Already had a clean burn (hydraulic oil) but I think I can now burn heavier oils and still have a clear stack. Made a ceramics layer and stainless steel sheet on the inside of the extension for insulation. 1 mm st.st. Sheet, 6 mm ceramics, 6 mm steel extension and 60 mm glass wool on the outside. Will ad 2 extra ceramic layers next week and find something better for the glass wool. Has anyone an idea what to use? And perhaps for the ceramics? What I use now is normally used between a stove and a wooden wall. Extension. Simple solution. Didn’t see it first. Looked beyond it. But as it strucked me I was as happy as a dog with seven.
I took delivery of an all oil Kroll burner last week and I was worried about the same problem. They showed me a ceramic tunnel and a ‘turn back’ can. So, the flame went down through the tunnel, hit the turner and went back up the outsides of the tunnel again and thus had twice the distance to travel – though in my case it doesn’t seem like I will need that arrangement. I am really pleased with this thing. Yesterday, just for fun, I put a slab of margarine in it – cheaper anyway than diesel ;-)

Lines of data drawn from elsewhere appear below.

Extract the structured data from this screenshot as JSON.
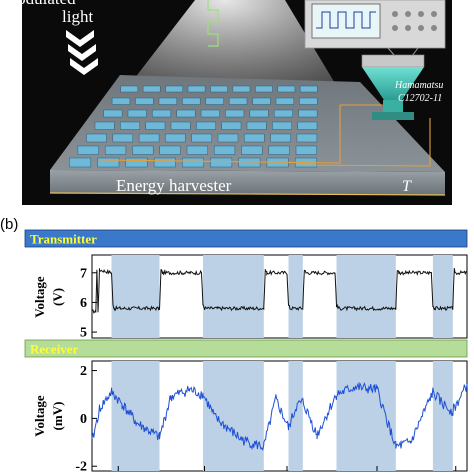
{
  "panel_a": {
    "modulated_light_line1": "Modulated",
    "modulated_light_line2": "light",
    "detector_line1": "Hamamatsu",
    "detector_line2": "C12702-11",
    "device_label": "Energy harvester",
    "temperature_symbol": "T"
  },
  "panel_b": {
    "label": "(b)",
    "transmitter_header": "Transmitter",
    "receiver_header": "Receiver",
    "colors": {
      "transmitter_bar": "#3a78c9",
      "receiver_bar": "#b5dc98",
      "header_text": "#ffff33",
      "shade": "#bcd0e6",
      "tx_trace": "#111111",
      "rx_trace": "#1e4fd6"
    }
  },
  "chart_data": [
    {
      "type": "line",
      "title": "Transmitter",
      "ylabel_line1": "Voltage",
      "ylabel_line2": "(V)",
      "ylim": [
        4.8,
        7.6
      ],
      "yticks": [
        "7",
        "6",
        "5"
      ],
      "series": [
        {
          "x": [
            0.0,
            0.01,
            0.013,
            0.016,
            0.02,
            0.052,
            0.056,
            0.06,
            0.18,
            0.184,
            0.188,
            0.292,
            0.296,
            0.3,
            0.458,
            0.462,
            0.466,
            0.52,
            0.524,
            0.528,
            0.562,
            0.566,
            0.57,
            0.648,
            0.652,
            0.656,
            0.81,
            0.814,
            0.818,
            0.905,
            0.909,
            0.913,
            0.962,
            0.966,
            0.97,
            1.0
          ],
          "y": [
            5.7,
            5.7,
            7.1,
            5.7,
            7.1,
            7.0,
            5.9,
            5.8,
            5.8,
            7.1,
            7.0,
            7.0,
            5.9,
            5.8,
            5.8,
            7.1,
            7.0,
            7.0,
            5.9,
            5.8,
            5.8,
            7.1,
            7.0,
            7.0,
            5.9,
            5.8,
            5.8,
            7.1,
            7.0,
            7.0,
            5.9,
            5.8,
            5.8,
            7.1,
            7.0,
            7.0
          ]
        }
      ],
      "shaded_spans": [
        [
          0.052,
          0.18
        ],
        [
          0.296,
          0.458
        ],
        [
          0.524,
          0.562
        ],
        [
          0.652,
          0.81
        ],
        [
          0.909,
          0.962
        ]
      ]
    },
    {
      "type": "line",
      "title": "Receiver",
      "ylabel_line1": "Voltage",
      "ylabel_line2": "(mV)",
      "ylim": [
        -2.2,
        2.4
      ],
      "yticks": [
        "2",
        "0",
        "-2"
      ],
      "series": [
        {
          "x": [
            0.0,
            0.02,
            0.052,
            0.08,
            0.12,
            0.18,
            0.21,
            0.26,
            0.296,
            0.33,
            0.4,
            0.458,
            0.49,
            0.524,
            0.545,
            0.562,
            0.6,
            0.652,
            0.7,
            0.76,
            0.81,
            0.85,
            0.909,
            0.935,
            0.962,
            1.0
          ],
          "y": [
            -1.0,
            0.4,
            1.1,
            0.6,
            -0.2,
            -0.8,
            0.9,
            1.2,
            1.0,
            0.0,
            -0.9,
            -1.2,
            0.8,
            -0.4,
            0.5,
            0.7,
            -0.7,
            1.0,
            1.3,
            1.2,
            -1.2,
            -1.0,
            1.1,
            0.6,
            0.3,
            1.4
          ]
        }
      ],
      "shaded_spans": [
        [
          0.052,
          0.18
        ],
        [
          0.296,
          0.458
        ],
        [
          0.524,
          0.562
        ],
        [
          0.652,
          0.81
        ],
        [
          0.909,
          0.962
        ]
      ]
    }
  ]
}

Yeah, that ceramic tunnel is still on my wish-list. They are often used in commercial waste oil burners. I did put in (again) the short stainless steel tunnel. Catches the very bit of oil spray that flys sideways from the root of the flame. And creates together with the extension a recirculation of combustion gases. Think it’s now burning cleaner than my HHO boiler… Can’t even smell the combustion gases… Before the extension I had the flame to turn in the firebrick target. Now I have the fingers of the flame 5-10” before the target. So not hitting the target, like Ron Schroeder advises. Spreads out in a 10” diameter. Looks good, feels good. Margarine contains a lot of water. How does your burner deal with the water? Has it an automatic air/gas bleeder on the preheater?
A long flame is not always cleaner or more BTU flame. The retention head makes a very big influence on flame quality. With the right recirculation and turbulation a shorter flame can be as clean or cleaner than a long flame. I am presently working with a retention head/blast tube/atomizer that gives a 10” long flame at .8gph with zero smoke, over 13%CO2, less than 10ppm CO and under 70ppm Nox. Your extension is a good idea for your flame. You are lucky your opening is large enough for it to work. I have been working with Craig on an extension for his 9 ½ inch long combustion chamber but his opening is only a little over 5” so his extension can’t be very long for him. I think that firebrick lining for your extension would be the best. I also think that tapering the extension toward the burner would help reflect more of the heat toward the boiler would help.
I would like your opinion about the next items. I have some oil spray on the stainless steel flame tube. Must have had it before I made the extention, but I think it was mixed up in the combustion chamber. Gave no smoke, but you could smell it. Now it is burned in the tube. Gives some soot in the tube, but in total I have a very clean combustion. Can’t measure CO, CO2, O2 or Nox yet unfortunately. But the inspection glass in the upper door stays clean now and I smell nothing from the stack.
I do have 5 seconds of some blue smoke from the stack on a startup. It disappears as fast as it comes. And after shutoff a very, very bit of white smoke. This white smoke must be the oil spray vaporising from the hot tube. The blue smoke on startup could be either the oil spray in the tube, disappearing when it’s hot. The tube is only .8 mm (.03”) thick, so heats up fast. Or it is the first cold atomising air. I don’t have a nozzle heater and the air tube between preheater and nozzle is about 8”. Inside diameter .4”. So quite a cold volume.
I intend to make a Kagi shaped retention head next week. With adjustable vanes, like Luxaflex. Maybe it takes care about the oil spray And use a thinner air tube. Using a nozzle heater is not my choice at this moment, because there’s no room for another relay in the control box and the setup has become already quite complicated. Looks very scientific though.
Now writing this, an idea comes in my mind: what if the air solenoid starts together with the burner motor. During the 10 second prepurge the hot air can reach the nozzle and warm it up? Now the air and oil solenoid open after the prepurge. I have the idea that firebrick not really insulates, more stores the heat.